Issues Paper on the revision of the Community Framework for State aid for RDI

On 12 December 2012, the Commission published an Issues Paper which identifies the most relevant areas for reflection regarding the revision of the Framework for State aid for research, development and innovation (RDI), in the context of adapting it to the "Europe 2020 Strategy".

On 8 May 2012, the Commission enacted a Communication on the modernization of EU State aid policy. This Communication aims at adapting the State aid rules to the Europe 2020 growth strategy, prioritizing scrutiny of aids that are potentially the most harmful for the internal market and simplifying the applicable rules and procedures. One of the main priorities of the Europe 2020 strategy is to increase the level of RDI investment at a level of 3% of GDP.

In the Issues Paper, the Commission outlined the possible directions that the future Framework should, in its opinion, take.

A revision of the scope of the existing Framework as regards increasing legal certainty is first suggested. This revision should also define new compatibility criteria for aid to research infrastructures that are publicly funded as well as for aid to important projects of common European interest.

Second, the Issues Paper proposes to rethink the structure of and relationship between the Framework and General Block Exemption Regulation (GBER). The idea is to have both instruments cover the exact same situations, but with the Framework only applying to individual notifications taking place where the aid amount exceeds a certain threshold.

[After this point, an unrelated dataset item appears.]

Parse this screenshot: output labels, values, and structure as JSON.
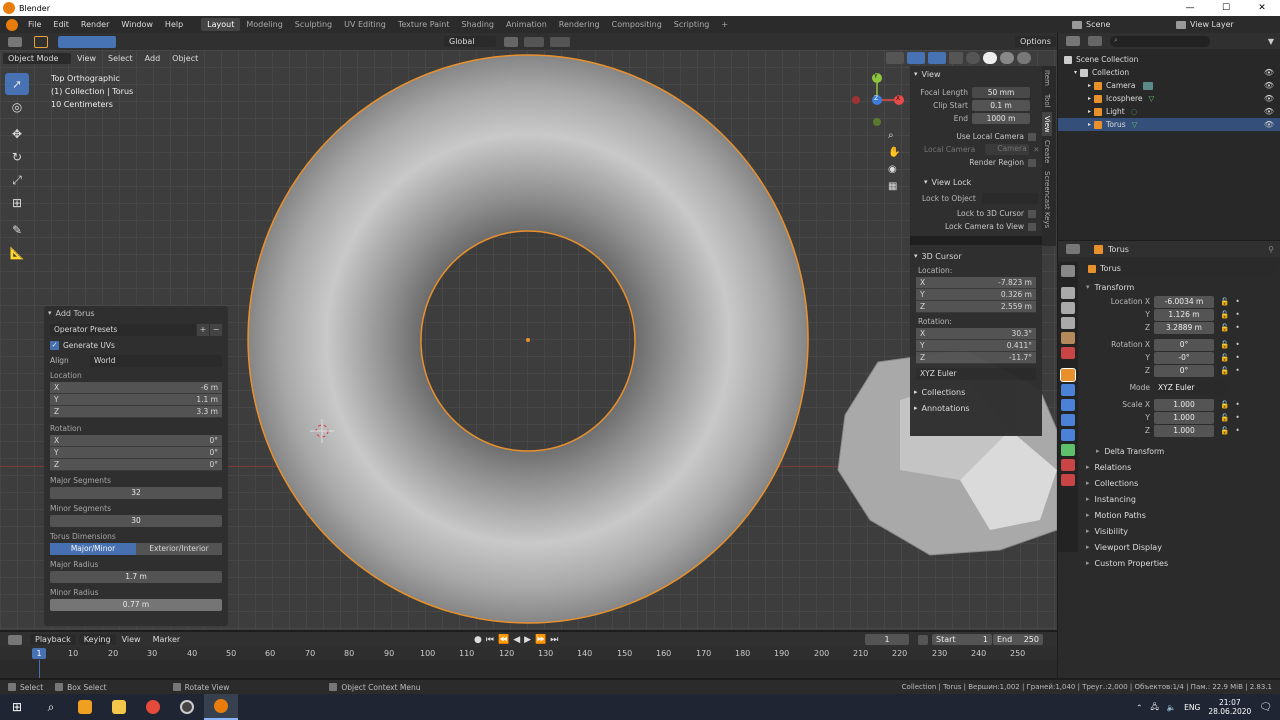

Third, the Issues Paper addresses the necessity to enhance the compatibility rules. The paper suggests strengthening the market failure analysis by making more sectorial comparisons and allowing the presumption of market failure or absence of market failure in certain situations (for example, absence of market failure when a similar project is carried out without aid). Regarding the incentive effect of the aid, the Issues Paper proposes to presume its absence when the project started before granting the aid. The proportionality test could also be enhanced by adopting the net extra cost approach and the maximum aid intensities could be increased in order to match the aid amounts allocated to competitors outside the EU. Finally, regarding the analysis of the negative effects of the aid, the Issues Paper recommends designing built-in remedies for reducing distortions of competition.

The full text of the Issues Paper is available online.